Beide Systeme haben ihre Vor- und Nachteile.
Welchem man den Vorrang gibt bzw. bei welchem System für einen persönlich die Vorteile überwiegen, bleibt jedem selbst überlassen. Das zeigen die unterschiedlichen Meinungen zu diesem Thema.
Ich selber habe beides, bin aber bisher noch nie mit einem ATB gefahren.
Doch egal, mit was man anfangen will:
Meiner Meinung nach sollte man sich mit dem Kite, den man sich zum Fahren herausgesucht hat, erstmal auf die Wiese begeben und bei wenig Wind (max. 3 Bft.) erstmal aus dem Stand fliegen und das Teil kennenlernen.
Und damit meine ich nicht ein paar Tage lang.
Sondern mehrere Wochen bzw. ein paar Monate (wenn man nicht jeden Tag die Möglichkeit hat zu fliegen).
In dieser Zeit kann bzw. sollte man, wenn man bei wenig Wind gut zurecht kommt, dann auch bei mehr Wind rausgehen bzw. wenn dann auch noch Böen reinknallen.
Ja, ich weiß, viele finden es langweilig, so lange "einfach nur rumzufliegen", sind ungeduldig und wollen gleich aufs Board rauf.

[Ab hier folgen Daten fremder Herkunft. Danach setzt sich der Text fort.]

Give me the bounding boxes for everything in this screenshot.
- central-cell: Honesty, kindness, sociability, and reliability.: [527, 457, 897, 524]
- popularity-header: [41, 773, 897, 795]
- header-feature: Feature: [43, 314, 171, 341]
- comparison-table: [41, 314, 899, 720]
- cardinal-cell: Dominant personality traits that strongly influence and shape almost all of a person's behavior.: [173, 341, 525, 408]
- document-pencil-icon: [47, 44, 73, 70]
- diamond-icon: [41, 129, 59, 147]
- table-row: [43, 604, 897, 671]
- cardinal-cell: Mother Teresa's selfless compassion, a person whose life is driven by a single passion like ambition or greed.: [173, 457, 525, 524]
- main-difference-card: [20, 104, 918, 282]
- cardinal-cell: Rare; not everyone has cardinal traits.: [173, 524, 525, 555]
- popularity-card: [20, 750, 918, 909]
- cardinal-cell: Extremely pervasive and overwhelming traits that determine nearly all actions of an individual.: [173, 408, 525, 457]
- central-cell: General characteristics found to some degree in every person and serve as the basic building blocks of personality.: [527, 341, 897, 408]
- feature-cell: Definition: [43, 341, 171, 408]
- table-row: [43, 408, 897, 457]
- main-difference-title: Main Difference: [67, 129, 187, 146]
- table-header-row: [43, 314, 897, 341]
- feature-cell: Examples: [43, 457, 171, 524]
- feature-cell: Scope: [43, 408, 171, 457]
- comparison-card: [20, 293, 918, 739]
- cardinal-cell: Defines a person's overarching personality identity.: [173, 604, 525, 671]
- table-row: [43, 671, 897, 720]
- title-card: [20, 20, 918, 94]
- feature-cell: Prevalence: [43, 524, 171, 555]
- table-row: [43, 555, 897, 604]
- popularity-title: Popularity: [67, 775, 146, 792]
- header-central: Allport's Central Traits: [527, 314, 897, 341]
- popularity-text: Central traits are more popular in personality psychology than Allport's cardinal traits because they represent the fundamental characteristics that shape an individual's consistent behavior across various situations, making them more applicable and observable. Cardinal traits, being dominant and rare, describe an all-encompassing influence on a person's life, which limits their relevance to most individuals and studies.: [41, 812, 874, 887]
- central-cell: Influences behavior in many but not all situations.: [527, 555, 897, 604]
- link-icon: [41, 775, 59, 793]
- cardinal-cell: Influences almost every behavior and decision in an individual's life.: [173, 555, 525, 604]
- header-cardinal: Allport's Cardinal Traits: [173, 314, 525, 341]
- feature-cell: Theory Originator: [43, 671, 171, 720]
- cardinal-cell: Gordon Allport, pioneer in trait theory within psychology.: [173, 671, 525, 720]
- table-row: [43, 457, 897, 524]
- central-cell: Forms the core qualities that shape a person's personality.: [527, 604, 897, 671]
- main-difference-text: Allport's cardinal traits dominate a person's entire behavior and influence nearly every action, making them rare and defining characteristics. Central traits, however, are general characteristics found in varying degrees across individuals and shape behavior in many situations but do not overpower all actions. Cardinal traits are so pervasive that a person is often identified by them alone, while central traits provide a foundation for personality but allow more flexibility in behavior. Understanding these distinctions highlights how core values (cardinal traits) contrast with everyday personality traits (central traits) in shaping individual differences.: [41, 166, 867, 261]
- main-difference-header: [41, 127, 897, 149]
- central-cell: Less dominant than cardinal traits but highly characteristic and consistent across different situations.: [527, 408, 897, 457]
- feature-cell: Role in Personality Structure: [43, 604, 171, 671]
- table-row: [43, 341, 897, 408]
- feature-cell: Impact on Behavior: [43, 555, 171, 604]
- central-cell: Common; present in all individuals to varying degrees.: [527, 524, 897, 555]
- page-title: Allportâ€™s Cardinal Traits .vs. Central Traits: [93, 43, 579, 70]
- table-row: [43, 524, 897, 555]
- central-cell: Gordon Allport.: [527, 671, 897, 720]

Aber es lässt sich dabei so viel trainieren, von den verschiedensten Manövern/Figuren bis hin zu provozierten Klappern und das Abfangen derselben. Und was bringt es? Man bekommt Routine, Routine und nochmals Routine und lernt seinen Kite in den verschiedensten Situationen kennen. (Zudem kann man dabei auch für sich die Entscheidung treffen, ob man wirklcih mit einem Handlekite bei böigem Wind fahren will
)
Letztendlich sollte man den Kite praktisch blind beherrschen und wissen wo er steht und was er macht, ohne hinsehen zu müssen.
Die volle Kitebeherrschung wird einem ungemein helfen, wenn man mit seinem fahrbaren Untersatz anfängt (egal was für einer es ist).
Bei beiden Systemen ist es hilfreich, wenn man von jemandem, der sich wirklich auskennt, Anleitung bekommen kann.
Nicht, dass man sich manches nicht auch selbst beibringen könnte.
Aber z.B. bei Depowerschirmen ist es nicht verkehrt, wenn man sich von einer qualifizierten Person einweisen lässt, da man dadurch kleine Kniffe erfährt, die man in bestimmten Situationen dann gut gebrauchen kann (und auf die man beim rumfliegen auf der Wiese nicht unbedingt kommt, weil man in manchen Situationen noch nicht war).